With this in mind, Santos continued, “we have made a commitment to our students to offer a face-to-face experience this year. We had four requests to teach remotely this fall via application for ADA accommodations. While some of these requests may have been related to COVID-19, the requests ultimately had to be within the standards of ADA laws to be accommodated through that process. The criteria to judge the requests was based on medical conditions as defined by the ADA.”

Kutztown’s decisions were based on medical documentation, the impact of the disability and “whether or not the requested accommodation met the ADA definition of ‘reasonable,’” Santos also said via email.

Santos defined reasonable accommodations as “any change to the application or hiring process, to the job, to the way the job is done, or the work environment that allows a person with a disability who is qualified for the job to perform the essential functions of that job and enjoy equal employment opportunities.” Accommodations are further considered reasonable if they don’t create an “undue hardship, do not cause a direct threat to health or safety of others or would not constitute a fundamental alteration.”

Fundamental alteration of the delivery of a course, he said, is not a reasonable accommodation under the ADA.

Regarding the three other faculty members who submitted requests and were denied, beyond Oross, Santos said they were granted leave under the Family and Medical Leave Act, which entitles employees to take unpaid leave with a continuation of group health insurance coverage. Not all those employees were granted 100 percent leave, however, he said. Employees can also take accrued sick leave, up to 90 days in a calendar year.

Santos said that all enhanced COVID-19-related benefits were discontinued by the state of Pennsylvania this summer, “and we continue to follow the laws in granting accommodations.”

Oross said that he “can't imagine” that changing a course’s format, keeping all other aspects of the course the same, constitutes an undue burden or hardship for the university.

“I’m not a lawyer, but I think they will have a hard time proving that that actually meets the definition of a fundamental alteration,” he said, accusing the university of “gaslighting” those seeking accommodations, and the campus community more broadly. He also accused Kutztown of doing the “bare minimum” with respect to COVID-19 prevention and mitigation, requiring masks but not vaccines or comprehensive testing, and doing little to facilitate classroom social distancing.
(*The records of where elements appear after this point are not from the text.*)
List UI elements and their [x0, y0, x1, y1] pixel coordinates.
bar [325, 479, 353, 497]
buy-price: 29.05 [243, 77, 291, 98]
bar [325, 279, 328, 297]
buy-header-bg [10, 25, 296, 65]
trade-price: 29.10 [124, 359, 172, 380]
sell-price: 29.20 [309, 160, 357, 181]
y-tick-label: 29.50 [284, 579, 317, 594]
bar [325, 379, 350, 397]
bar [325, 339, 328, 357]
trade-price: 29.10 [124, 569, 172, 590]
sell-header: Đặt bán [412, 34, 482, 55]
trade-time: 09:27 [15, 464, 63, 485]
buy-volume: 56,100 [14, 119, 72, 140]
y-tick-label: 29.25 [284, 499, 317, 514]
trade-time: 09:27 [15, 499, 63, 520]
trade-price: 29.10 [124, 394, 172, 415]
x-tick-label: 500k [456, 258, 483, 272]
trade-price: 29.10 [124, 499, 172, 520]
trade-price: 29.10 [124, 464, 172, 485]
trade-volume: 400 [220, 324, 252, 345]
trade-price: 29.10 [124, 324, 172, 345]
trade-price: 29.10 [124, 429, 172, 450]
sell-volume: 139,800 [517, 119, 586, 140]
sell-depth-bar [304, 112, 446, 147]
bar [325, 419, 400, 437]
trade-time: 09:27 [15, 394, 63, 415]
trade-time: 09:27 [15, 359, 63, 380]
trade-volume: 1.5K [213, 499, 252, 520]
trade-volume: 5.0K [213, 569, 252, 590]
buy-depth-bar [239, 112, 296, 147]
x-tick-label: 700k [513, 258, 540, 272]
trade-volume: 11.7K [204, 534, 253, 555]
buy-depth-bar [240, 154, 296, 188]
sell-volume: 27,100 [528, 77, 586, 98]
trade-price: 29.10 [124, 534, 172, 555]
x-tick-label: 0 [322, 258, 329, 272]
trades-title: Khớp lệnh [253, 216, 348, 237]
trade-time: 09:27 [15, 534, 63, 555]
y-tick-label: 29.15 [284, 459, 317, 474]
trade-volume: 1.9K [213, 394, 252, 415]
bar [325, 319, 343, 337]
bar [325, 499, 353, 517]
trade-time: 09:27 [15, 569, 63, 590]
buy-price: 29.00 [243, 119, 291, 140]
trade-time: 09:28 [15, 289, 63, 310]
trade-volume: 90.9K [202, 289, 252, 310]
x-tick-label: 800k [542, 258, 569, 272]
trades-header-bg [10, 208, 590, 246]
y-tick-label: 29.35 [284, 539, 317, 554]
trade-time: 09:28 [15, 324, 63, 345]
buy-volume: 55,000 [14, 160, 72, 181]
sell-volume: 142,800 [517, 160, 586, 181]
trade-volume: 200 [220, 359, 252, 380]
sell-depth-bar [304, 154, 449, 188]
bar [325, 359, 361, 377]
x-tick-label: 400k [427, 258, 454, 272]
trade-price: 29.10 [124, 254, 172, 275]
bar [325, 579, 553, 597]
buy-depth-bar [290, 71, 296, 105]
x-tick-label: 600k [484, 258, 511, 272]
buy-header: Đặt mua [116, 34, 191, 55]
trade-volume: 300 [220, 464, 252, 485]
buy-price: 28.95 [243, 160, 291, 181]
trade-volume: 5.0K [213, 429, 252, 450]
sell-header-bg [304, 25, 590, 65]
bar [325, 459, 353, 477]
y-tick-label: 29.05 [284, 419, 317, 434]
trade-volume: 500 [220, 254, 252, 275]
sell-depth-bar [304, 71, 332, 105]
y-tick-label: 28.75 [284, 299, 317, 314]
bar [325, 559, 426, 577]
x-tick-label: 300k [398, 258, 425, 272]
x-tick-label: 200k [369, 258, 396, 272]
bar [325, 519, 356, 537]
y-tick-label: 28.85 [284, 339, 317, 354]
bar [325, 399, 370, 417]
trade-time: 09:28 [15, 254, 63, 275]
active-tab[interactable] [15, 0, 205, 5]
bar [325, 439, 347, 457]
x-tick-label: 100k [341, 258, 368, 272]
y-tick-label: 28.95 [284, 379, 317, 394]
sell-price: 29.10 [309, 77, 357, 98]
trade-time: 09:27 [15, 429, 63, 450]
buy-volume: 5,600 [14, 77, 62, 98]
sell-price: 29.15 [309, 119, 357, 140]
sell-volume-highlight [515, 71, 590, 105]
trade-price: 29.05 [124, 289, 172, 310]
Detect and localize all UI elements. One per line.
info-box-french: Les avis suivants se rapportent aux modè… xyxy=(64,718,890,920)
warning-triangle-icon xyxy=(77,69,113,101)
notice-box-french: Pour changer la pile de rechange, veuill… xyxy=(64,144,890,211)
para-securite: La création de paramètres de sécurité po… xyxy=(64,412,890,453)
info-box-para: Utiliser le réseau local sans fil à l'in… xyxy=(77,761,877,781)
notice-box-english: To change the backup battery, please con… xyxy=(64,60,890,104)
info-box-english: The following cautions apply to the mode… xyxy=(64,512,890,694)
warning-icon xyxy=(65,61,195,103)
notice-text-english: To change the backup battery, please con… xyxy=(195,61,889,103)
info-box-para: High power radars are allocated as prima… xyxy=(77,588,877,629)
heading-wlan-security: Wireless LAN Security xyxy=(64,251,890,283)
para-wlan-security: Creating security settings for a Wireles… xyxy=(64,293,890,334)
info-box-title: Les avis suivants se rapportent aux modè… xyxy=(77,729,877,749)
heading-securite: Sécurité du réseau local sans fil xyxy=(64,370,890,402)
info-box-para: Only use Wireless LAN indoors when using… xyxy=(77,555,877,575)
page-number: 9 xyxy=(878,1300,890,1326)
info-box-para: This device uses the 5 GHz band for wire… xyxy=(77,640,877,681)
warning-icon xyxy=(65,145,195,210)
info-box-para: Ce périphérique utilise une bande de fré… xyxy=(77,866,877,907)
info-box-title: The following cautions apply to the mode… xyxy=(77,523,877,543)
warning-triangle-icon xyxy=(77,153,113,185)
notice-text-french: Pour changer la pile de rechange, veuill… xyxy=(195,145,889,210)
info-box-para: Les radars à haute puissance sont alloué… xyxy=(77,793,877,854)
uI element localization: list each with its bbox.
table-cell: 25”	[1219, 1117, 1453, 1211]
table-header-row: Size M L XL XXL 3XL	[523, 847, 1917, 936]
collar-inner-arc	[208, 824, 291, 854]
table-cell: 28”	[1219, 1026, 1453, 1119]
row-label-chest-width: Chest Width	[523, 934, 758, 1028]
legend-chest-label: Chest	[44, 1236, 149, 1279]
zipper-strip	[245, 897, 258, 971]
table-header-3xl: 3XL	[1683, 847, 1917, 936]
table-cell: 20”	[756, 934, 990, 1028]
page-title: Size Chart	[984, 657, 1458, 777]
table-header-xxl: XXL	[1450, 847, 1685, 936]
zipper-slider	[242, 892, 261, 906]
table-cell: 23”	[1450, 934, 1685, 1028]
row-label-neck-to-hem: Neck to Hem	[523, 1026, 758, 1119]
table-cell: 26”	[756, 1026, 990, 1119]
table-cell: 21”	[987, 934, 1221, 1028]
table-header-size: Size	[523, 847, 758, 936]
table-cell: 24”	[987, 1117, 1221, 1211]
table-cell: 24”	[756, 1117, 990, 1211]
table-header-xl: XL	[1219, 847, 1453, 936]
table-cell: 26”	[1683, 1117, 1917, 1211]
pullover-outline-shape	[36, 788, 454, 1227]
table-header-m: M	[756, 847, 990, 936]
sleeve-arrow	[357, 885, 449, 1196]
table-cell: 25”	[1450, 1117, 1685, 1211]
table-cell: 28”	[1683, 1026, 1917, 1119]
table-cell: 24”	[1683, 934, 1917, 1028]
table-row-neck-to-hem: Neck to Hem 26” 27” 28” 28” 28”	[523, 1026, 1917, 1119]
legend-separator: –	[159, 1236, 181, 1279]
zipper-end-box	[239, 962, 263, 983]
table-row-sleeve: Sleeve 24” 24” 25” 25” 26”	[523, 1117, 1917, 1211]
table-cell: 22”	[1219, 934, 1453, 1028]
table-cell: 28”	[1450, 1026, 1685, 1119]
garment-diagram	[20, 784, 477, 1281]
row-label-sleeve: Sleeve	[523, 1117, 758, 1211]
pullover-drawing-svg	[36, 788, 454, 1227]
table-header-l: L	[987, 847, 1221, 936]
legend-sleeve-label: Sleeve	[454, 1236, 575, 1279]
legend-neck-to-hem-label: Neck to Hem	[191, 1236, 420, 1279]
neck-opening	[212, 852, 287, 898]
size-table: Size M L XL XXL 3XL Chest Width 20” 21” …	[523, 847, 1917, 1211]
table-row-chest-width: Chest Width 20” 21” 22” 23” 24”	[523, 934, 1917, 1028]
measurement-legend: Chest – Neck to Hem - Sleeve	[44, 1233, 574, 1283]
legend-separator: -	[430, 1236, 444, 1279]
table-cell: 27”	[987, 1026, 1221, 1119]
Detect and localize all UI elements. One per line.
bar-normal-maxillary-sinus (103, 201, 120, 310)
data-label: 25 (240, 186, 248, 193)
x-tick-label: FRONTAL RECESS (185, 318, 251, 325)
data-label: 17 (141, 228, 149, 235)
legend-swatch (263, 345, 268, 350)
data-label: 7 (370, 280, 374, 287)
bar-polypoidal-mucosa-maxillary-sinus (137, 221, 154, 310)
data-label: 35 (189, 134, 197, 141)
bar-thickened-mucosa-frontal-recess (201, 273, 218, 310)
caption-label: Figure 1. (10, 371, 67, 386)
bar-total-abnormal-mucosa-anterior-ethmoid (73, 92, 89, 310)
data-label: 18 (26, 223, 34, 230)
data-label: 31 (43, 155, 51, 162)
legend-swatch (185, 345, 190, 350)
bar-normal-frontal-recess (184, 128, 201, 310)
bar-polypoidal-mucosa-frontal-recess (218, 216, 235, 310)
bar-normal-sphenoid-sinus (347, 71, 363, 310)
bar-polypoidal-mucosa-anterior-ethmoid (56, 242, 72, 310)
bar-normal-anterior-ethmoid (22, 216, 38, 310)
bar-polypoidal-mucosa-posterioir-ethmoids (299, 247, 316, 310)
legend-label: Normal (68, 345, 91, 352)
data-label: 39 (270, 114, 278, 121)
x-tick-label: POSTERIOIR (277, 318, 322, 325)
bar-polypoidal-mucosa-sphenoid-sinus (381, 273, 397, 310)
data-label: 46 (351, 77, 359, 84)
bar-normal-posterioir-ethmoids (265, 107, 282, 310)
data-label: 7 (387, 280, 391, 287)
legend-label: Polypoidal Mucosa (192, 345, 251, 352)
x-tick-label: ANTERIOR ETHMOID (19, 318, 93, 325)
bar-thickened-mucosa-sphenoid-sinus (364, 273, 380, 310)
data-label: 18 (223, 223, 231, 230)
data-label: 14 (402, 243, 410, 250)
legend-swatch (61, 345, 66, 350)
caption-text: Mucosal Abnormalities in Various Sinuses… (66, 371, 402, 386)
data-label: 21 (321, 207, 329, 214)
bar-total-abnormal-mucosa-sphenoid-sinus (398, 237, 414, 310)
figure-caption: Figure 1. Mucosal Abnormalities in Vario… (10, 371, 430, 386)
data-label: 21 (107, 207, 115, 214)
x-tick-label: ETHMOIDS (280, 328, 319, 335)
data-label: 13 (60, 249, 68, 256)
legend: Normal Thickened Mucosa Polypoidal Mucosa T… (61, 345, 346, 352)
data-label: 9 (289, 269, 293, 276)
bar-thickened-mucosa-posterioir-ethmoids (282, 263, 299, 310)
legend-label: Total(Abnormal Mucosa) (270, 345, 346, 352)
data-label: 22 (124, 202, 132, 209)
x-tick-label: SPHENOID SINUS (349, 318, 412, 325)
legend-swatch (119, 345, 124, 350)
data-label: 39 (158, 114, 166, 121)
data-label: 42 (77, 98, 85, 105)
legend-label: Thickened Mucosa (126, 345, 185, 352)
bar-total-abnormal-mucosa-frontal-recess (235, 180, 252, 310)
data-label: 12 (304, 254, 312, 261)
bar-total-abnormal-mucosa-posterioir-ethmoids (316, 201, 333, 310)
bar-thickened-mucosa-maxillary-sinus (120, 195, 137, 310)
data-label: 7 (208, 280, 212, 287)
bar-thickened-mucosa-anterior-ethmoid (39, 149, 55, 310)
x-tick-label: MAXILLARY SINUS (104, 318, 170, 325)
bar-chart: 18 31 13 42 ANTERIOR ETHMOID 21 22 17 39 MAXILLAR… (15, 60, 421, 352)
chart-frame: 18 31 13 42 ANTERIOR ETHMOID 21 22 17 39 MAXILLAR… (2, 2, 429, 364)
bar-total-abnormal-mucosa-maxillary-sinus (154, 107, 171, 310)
There is at least some legal gray area as to what constitutes a reasonable accommodation under federal disability law, as some institutions have granted professors’ remote teaching requests this semester.

Cornell University, for instance, said in August that it would not consider any remote teaching requests this fall, even those “premised on the need for a disability accommodation.” After the university was criticized on both moral and legal grounds, Cornell softened its stance, saying that it was “steadfastly committed to offering a wide range of individualized accommodations as we resume in-person operations this fall.”

Individual academic and administrative units at Cornell may, “at deans’ and unit leaders’ discretion, choose to offer additional options for faculty and staff with extraordinary circumstances that prevent them from teaching and working in person this fall,” Cornell also said after the backlash against its own attempted blanket ban on remote teaching. “Those options may include a reduction in work hours, a temporary reallocation of teaching duties, and/or short-term or partial remote instruction.”